The only reasons I can think of are he doesn't want to look like an episode of "WKRP in Cincinnati," or like "Frasier" or worse, Howard Stern's movie.
Another possibility is that he has been working on one that he wants to be his masterpiece. Therefore, good isn't good enough. He wants it to be perfect.
Or maybe he's just screwing with us.

When your "radio play" is produced you know I'll be the first in line...
...Unless it's vaccinated only.

M.B.

Justin Russo said...

With hundreds of CHEERS episodes and Norm entrances, do you have any particular favorite one-liners?

(Personally, my favorite is from 'The Peterson Principle': "It's a dog-eat-dog world out there and I'm wearing Milkbone underwear."

Jahn Ghalt said...

I offer a "complaint" - that most of the few "live audio" podcasts of your plays are difficult to understand.

This could be overcome with some "cheap" miking, mixing and recording. To combine this with a radio broadcast is not strictly necessary - but need not be live. Surely this sort of content would fit with all the spectrum currently available??

ScarletNumber said...

Regarding Bochco's comments on the relationship between writers and actors, please note that on The Office, the plan was to break up Jim and Pam in the last season. John Krasinski (Jim) objected and said that Jim would never divorce Pam no matter what. The writers listened, which is why they are living happily ever after, despite foreshadowing a breakup.

DBenson said...

"The 1940s Radio Hour", a holiday favorite in regional theater, is a play about a live Christmas Eve broadcast from a minor network, framed by offstage events and playing out in something like real time.

I can imagine a one or two character play based on Wolfman Jack's character from "American Graffitti": The all-night jock projecting absolute cool to teenage fans, but while the music plays he makes personal phone calls to deal with his uncool, middle-age life and perhaps offering advice to teens phoning in requests.

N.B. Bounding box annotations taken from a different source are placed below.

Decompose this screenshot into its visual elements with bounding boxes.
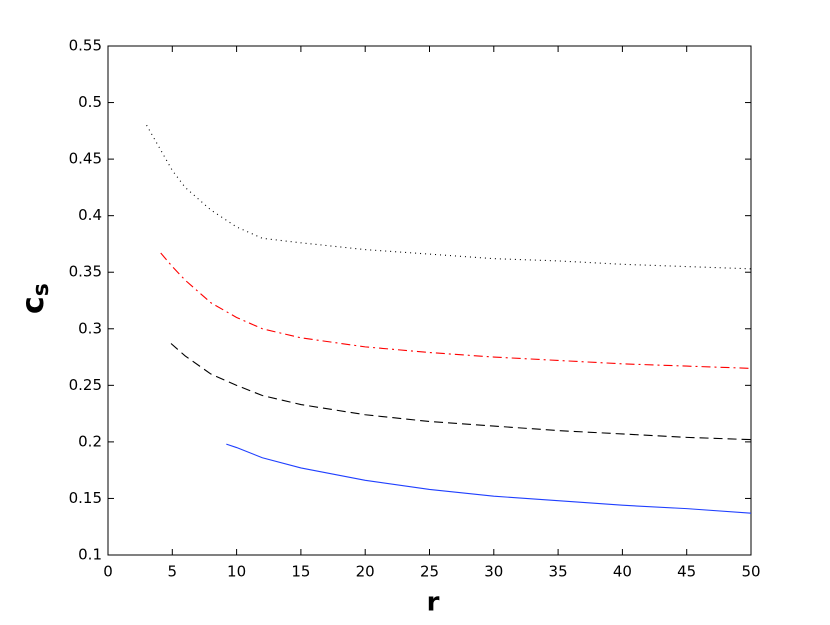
plot-area: [107, 45, 752, 556]
y-tick-label: 0.2: [78, 432, 102, 450]
y-tick-label: 0.1: [78, 546, 102, 564]
y-tick-label: 0.4: [78, 206, 102, 224]
x-tick-label: 45: [677, 563, 696, 581]
y-label-subscript: s: [29, 283, 54, 296]
x-tick-label: 30: [484, 563, 503, 581]
y-tick-label: 0.35: [69, 263, 102, 281]
x-tick-label: 5: [168, 563, 178, 581]
y-axis-label: cs: [16, 283, 55, 314]
x-tick-label: 40: [613, 563, 632, 581]
x-axis-label: r: [427, 588, 440, 618]
y-tick-label: 0.25: [69, 376, 102, 394]
x-tick-label: 25: [420, 563, 439, 581]
y-tick-label: 0.15: [69, 489, 102, 507]
x-tick-label: 50: [741, 563, 760, 581]
line-series: [160, 252, 752, 369]
y-tick-label: 0.3: [78, 319, 102, 337]
y-tick-label: 0.45: [69, 150, 102, 168]
y-tick-label: 0.55: [69, 37, 102, 55]
x-tick-label: 20: [356, 563, 375, 581]
line-series: [170, 343, 752, 441]
y-tick-label: 0.5: [78, 93, 102, 111]
y-label-base: c: [16, 296, 51, 314]
x-tick-label: 15: [291, 563, 310, 581]
line-series: [146, 124, 752, 270]
x-tick-label: 10: [227, 563, 246, 581]
x-tick-label: 35: [549, 563, 568, 581]
line-series: [226, 443, 752, 514]
x-tick-label: 0: [103, 563, 113, 581]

A favorite radio story: "The Shadow" was originally recorded before a live audience, but one season retreated to a closed studio. The actress playing the Shadow's "constant companion" Margo Lane was pregnant, and the producers were afraid audiences would think the Shadow was responsible. And/or dialogue would take on unintended meanings.

Svetlana said...

Hello! Do we comment here to get responses for next week?
I'd like to know what your thoughts are on MyNetwork TV and why it flopped so badly. I feel like with the rise of Over the Air retro channels like Cozi, Antenna TV, and Laff, there's certainly a market for it to get rebooted as a 24/7 old sitcom channel.
Thank you!

Buttermilk Sky said...

I assumed B.J.'s mustache was a little nod to Elliot Gould's mustache in the movie. Thanks for the correction.

Dave Creek said...

The instrument dropping in the episode where Henry Blake was killed is one of my favorite TV moments. As noted above, perfectly timed. I always assumed (rightly, as it turns out) that it was something that just happened and was kept in.